After all, the kind of justice that Amos imagines is everflowing. It’s constant. It gushes forth. It bubbles up. It keeps on giving. It does not stop simply because those workers aren’t members of our congregation or don’t live in our neighborhood. The justice that Amos calls us toward looks outward to see those things that we’d really rather not see. Somehow. Somehow we must be Amos.

Jesus had a bit of Amos in him. He didn’t talk about rolling water or everflowing streams. He cut through that metaphor and spoke frankly. This is about people. It’s not about fairness or even doing the right thing. It’s simply about loving people. Now, I know. That’s not easy. Sometimes, it feels absolutely impossible.

When the writer Anne Lamott was having trouble loving a particular person, a particular person with a lot of power, it was the preacher that focused her on Jesus. It was the preacher that had a bit of Amos in her, when she spoke to Anne that Sunday morning: “You don’t have to love people’s political agenda,” the preacher said. “But you do have to love them, if you want to follow Jesus. [The preacher] said you could tell if people were following Jesus, instead of following people who follow Jesus, because they were feeding the poor, sharing their wealth, and trying to help everyone get medical insurance.”

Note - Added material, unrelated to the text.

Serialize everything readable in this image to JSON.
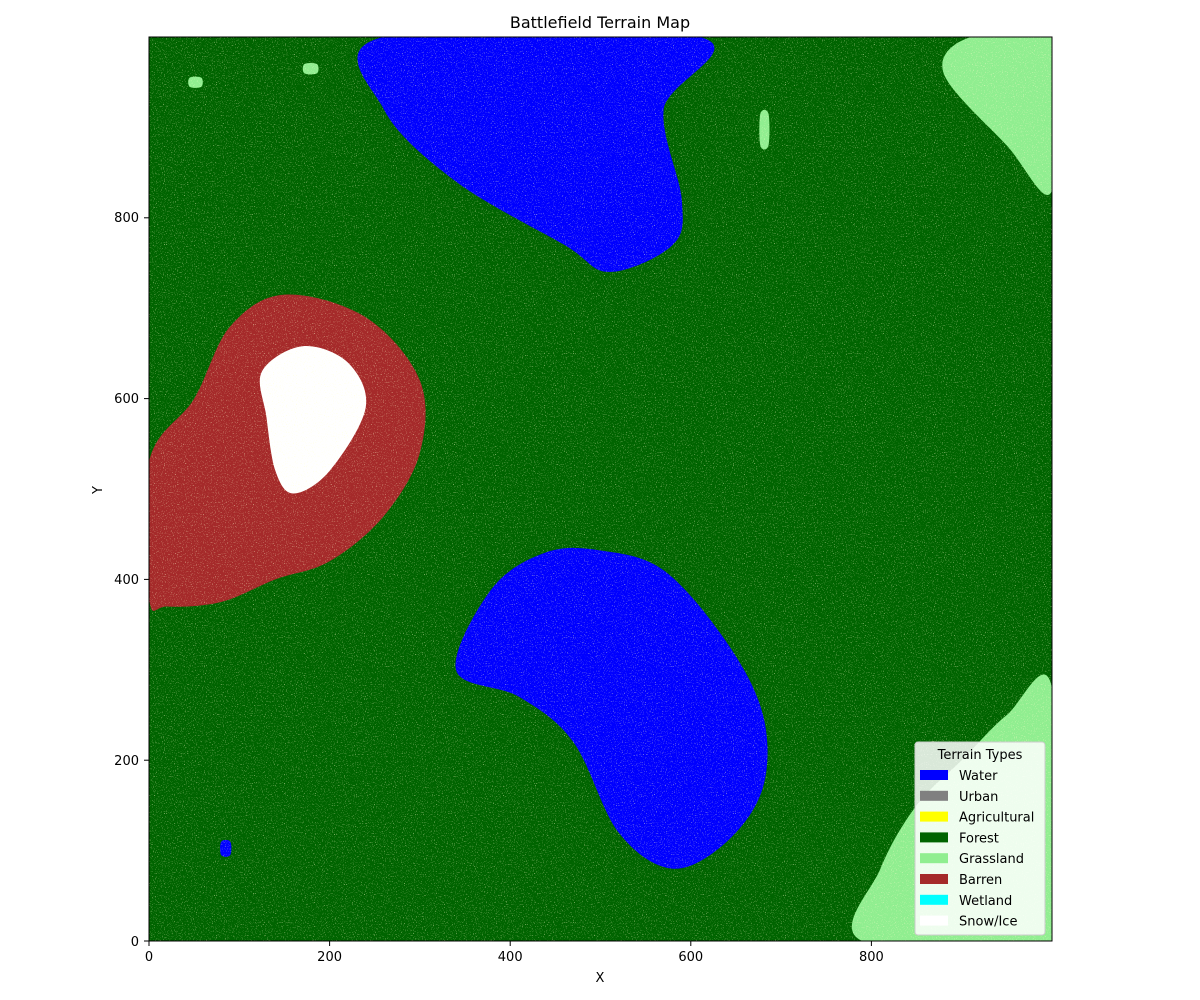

Somehow. Justice must roll through each of us. It must be in our hands and in our hearts. It must be in the ways that we reveal our faith every day. It’s not just the preachers. It must not be just the preachers. We all must be Amos in every thing we do. Not just in our worship. Not just in our praise. But, also in how we look at our neighbor – the worker, the immigrant, the refugee, the elected official and even the television host – and love them.

The same questions that Amos asks the people of Israel must interrogate and exposes us. Why do you want this? We must wonder. Why does this seem like such a bright shiny option for you? We must ask. These shouldn’t be easy answers. They shouldn’t be what we expect. They should reveal our darkness, but we must persist. We will persist with these questions because the Day of Yahweh has not come – and the only way that justice might roll is in your loving hands. Justice will roll in you.